La polémique Epstein va jusqu'à paralyser la Chambre des représentants des Etats-Unis. Le président républicain de la chambre basse du Congrès, Mike Johnson, fait en sorte de bloquer tout vote sur une résolution soumise par un élu de son propre camp, Thomas Massie, qui appelle à la publication des documents judiciaires sur Jeffrey Epstein. Signe du malaise au sein du camp présidentiel, les démocrates ont en effet réussi à convaincre plusieurs républicains de voter pour enjoindre au ministère de la Justice de publier ces documents.

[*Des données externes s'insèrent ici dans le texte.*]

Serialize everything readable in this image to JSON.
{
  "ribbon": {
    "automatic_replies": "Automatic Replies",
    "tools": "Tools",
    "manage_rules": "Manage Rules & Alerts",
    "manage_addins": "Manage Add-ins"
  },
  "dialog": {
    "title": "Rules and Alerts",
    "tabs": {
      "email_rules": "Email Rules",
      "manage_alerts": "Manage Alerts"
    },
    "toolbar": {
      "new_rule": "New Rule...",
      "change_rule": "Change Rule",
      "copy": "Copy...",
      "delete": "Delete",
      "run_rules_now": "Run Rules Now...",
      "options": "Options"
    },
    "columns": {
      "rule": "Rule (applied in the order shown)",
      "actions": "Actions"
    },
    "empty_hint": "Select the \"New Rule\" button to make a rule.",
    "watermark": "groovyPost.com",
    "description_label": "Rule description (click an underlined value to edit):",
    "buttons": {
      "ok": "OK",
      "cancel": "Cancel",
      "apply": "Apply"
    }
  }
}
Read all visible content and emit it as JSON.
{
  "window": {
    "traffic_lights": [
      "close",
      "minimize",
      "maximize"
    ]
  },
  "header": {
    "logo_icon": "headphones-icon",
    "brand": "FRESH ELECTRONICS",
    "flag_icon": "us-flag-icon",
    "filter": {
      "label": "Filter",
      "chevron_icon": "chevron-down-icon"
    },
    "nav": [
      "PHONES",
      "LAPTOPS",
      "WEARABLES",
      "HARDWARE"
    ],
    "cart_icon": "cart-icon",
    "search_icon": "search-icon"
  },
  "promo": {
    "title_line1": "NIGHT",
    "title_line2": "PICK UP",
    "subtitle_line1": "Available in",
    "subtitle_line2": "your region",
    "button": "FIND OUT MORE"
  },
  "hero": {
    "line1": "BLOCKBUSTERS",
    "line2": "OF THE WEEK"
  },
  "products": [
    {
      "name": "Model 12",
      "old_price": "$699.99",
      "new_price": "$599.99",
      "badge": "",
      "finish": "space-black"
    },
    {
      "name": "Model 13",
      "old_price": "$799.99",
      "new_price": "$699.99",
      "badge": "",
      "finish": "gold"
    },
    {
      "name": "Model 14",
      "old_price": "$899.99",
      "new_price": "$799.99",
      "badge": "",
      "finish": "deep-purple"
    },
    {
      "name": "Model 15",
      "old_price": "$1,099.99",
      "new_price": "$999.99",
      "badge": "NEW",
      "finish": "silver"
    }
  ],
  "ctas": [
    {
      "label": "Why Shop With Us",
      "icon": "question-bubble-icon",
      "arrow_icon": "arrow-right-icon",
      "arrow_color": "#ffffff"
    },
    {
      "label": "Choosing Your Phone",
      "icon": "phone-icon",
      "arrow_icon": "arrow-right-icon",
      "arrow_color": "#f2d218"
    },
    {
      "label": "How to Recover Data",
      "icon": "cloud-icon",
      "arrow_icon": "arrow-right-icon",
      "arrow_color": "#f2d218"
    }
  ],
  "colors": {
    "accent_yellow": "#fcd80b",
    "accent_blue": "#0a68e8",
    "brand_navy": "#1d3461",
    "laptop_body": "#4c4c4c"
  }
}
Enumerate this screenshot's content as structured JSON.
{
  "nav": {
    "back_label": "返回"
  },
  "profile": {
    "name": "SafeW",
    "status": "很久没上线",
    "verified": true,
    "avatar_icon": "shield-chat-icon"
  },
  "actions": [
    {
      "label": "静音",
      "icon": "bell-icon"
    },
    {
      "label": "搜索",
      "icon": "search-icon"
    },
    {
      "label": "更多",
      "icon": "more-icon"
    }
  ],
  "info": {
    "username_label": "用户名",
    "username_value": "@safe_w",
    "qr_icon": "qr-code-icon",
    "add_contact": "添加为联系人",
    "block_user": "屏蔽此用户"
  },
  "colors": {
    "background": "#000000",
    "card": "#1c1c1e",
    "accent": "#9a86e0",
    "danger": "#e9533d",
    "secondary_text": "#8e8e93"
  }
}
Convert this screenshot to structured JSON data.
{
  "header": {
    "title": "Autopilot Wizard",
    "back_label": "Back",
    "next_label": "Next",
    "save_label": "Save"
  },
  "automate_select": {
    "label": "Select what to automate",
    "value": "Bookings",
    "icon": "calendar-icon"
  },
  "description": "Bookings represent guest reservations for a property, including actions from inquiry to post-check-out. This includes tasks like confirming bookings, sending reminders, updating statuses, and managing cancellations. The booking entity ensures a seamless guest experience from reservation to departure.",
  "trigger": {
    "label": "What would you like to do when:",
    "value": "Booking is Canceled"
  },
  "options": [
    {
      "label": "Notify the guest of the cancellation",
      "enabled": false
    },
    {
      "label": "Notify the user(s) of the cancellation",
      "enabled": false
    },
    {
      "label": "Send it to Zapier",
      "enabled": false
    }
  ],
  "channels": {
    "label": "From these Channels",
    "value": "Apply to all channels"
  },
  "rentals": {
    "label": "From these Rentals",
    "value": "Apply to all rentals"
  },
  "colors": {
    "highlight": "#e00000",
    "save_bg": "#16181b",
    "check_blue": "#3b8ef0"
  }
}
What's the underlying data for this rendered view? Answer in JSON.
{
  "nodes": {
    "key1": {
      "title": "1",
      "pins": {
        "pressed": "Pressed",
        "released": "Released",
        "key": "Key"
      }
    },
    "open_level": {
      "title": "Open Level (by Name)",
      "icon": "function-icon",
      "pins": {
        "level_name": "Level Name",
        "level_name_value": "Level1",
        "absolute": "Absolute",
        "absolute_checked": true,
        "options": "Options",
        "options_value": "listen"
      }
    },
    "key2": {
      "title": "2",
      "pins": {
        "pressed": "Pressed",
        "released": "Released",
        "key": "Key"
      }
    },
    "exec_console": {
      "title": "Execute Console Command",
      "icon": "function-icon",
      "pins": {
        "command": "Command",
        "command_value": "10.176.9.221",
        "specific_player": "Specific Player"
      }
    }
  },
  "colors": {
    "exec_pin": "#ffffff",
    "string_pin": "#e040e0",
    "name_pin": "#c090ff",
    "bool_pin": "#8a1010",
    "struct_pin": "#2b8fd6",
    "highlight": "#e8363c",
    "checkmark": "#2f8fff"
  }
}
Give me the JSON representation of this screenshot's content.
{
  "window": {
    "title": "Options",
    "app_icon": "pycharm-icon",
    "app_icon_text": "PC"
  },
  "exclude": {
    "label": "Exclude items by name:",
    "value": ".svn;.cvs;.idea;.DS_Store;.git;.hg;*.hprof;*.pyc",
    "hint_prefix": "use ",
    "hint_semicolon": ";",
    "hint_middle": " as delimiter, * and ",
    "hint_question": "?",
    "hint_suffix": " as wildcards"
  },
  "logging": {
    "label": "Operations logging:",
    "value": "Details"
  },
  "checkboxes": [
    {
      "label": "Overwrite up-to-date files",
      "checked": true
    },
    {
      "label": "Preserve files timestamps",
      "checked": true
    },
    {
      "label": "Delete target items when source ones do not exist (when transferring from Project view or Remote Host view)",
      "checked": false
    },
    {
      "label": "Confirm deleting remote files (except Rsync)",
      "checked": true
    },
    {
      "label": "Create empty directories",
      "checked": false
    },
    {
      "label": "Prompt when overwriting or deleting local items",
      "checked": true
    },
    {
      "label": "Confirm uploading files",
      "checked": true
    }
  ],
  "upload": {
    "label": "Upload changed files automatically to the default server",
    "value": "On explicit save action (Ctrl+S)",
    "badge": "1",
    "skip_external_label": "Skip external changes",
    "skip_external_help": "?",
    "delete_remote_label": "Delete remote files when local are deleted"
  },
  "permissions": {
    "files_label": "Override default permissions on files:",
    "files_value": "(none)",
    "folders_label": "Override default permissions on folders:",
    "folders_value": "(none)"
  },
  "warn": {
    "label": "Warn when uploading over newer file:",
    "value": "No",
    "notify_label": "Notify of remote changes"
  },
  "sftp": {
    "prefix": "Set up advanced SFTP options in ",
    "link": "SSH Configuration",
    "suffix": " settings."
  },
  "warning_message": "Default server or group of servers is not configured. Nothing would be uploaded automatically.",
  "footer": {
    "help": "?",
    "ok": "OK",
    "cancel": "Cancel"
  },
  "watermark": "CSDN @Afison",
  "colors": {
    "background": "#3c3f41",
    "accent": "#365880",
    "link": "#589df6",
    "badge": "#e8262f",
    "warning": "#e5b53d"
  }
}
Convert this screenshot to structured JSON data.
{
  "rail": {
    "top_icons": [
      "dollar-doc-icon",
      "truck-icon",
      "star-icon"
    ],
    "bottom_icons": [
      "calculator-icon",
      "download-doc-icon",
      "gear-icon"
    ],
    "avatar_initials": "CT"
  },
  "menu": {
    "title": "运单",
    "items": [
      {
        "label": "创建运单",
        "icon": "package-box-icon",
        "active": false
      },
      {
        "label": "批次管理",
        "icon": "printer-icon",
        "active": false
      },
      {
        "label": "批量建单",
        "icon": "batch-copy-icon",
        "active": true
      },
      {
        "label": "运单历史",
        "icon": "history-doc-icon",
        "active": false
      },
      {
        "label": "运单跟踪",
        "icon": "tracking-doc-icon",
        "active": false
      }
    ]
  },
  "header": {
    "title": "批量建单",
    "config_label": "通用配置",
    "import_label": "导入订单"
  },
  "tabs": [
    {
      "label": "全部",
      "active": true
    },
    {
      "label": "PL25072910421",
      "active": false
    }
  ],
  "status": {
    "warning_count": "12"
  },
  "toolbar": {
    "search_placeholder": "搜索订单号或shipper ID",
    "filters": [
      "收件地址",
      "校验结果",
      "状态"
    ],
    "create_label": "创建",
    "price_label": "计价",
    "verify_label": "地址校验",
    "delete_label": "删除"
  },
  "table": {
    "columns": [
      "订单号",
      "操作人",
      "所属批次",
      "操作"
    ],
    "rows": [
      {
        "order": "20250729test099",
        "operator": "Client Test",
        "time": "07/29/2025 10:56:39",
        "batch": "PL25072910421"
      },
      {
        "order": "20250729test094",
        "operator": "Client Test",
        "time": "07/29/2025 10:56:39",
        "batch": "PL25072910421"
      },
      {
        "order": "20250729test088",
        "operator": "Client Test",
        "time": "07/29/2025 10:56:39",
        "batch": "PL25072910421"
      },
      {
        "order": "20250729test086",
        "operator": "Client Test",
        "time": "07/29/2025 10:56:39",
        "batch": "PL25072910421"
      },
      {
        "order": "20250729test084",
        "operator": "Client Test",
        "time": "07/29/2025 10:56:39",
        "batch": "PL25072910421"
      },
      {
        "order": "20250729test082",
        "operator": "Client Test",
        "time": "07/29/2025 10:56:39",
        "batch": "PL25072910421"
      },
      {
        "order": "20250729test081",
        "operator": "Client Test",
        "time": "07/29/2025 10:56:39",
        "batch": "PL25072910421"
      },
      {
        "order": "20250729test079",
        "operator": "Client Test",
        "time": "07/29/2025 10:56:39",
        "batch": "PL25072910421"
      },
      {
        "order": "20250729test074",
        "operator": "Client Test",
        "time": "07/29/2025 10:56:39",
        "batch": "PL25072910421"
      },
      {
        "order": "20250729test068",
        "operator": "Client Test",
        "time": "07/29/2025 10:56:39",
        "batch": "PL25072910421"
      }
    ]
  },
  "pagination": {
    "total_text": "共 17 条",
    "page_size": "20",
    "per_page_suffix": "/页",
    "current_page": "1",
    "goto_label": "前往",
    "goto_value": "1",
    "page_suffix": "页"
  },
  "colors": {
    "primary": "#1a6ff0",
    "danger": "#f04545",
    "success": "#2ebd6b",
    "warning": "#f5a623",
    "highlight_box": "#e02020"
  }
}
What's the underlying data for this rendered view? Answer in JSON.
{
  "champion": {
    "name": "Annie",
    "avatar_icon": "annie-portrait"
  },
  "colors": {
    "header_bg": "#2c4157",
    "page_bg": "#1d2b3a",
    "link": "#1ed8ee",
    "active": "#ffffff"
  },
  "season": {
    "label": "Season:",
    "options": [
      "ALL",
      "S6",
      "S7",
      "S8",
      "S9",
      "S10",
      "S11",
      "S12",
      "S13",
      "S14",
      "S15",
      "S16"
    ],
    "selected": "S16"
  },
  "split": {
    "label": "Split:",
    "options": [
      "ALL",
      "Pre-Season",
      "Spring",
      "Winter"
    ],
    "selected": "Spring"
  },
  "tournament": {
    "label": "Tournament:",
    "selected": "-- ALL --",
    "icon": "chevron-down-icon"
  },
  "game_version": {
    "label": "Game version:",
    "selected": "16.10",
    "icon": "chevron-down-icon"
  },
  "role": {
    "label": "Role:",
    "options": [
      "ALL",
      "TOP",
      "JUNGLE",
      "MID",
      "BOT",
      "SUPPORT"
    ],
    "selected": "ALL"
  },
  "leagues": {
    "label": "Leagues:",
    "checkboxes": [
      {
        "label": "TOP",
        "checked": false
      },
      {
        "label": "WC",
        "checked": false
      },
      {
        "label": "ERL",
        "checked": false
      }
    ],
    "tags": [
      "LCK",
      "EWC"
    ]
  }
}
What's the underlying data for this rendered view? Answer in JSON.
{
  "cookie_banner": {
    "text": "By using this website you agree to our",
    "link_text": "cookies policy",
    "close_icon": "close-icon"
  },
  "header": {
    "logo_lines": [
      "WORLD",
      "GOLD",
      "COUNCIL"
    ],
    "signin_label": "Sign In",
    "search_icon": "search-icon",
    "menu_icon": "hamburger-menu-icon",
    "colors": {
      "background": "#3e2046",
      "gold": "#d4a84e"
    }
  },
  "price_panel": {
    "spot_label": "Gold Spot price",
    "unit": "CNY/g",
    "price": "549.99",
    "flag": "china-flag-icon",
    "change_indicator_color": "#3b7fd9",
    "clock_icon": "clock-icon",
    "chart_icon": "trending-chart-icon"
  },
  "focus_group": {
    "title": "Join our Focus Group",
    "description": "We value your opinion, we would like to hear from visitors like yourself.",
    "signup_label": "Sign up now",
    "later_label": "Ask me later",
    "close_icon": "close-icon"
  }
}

Dénonçant une "mascarade politicienne" des démocrates, Mike Johnson soutient qu'une publication sans filtre mettrait en danger les victimes des crimes imputés à Jeffrey Epstein. Il a démenti, mercredi devant la presse, toute tentative d'étouffer l'affaire et a dénoncé une opposition démocrate "sans vergogne" qui veut, selon lui, "instrumentaliser cette question", alors qu'ils auraient pu publier ces documents lorsqu'ils étaient au pouvoir ces quatre dernières années.

Le blocage imposé par le "speaker" signifie que les travaux de la chambre basse sont en grande partie au point mort depuis plusieurs jours. Disposé à botter en touche jusqu'en septembre, Mike Johnson a aussi décidé d'avancer d'un jour les vacances d'été des députés.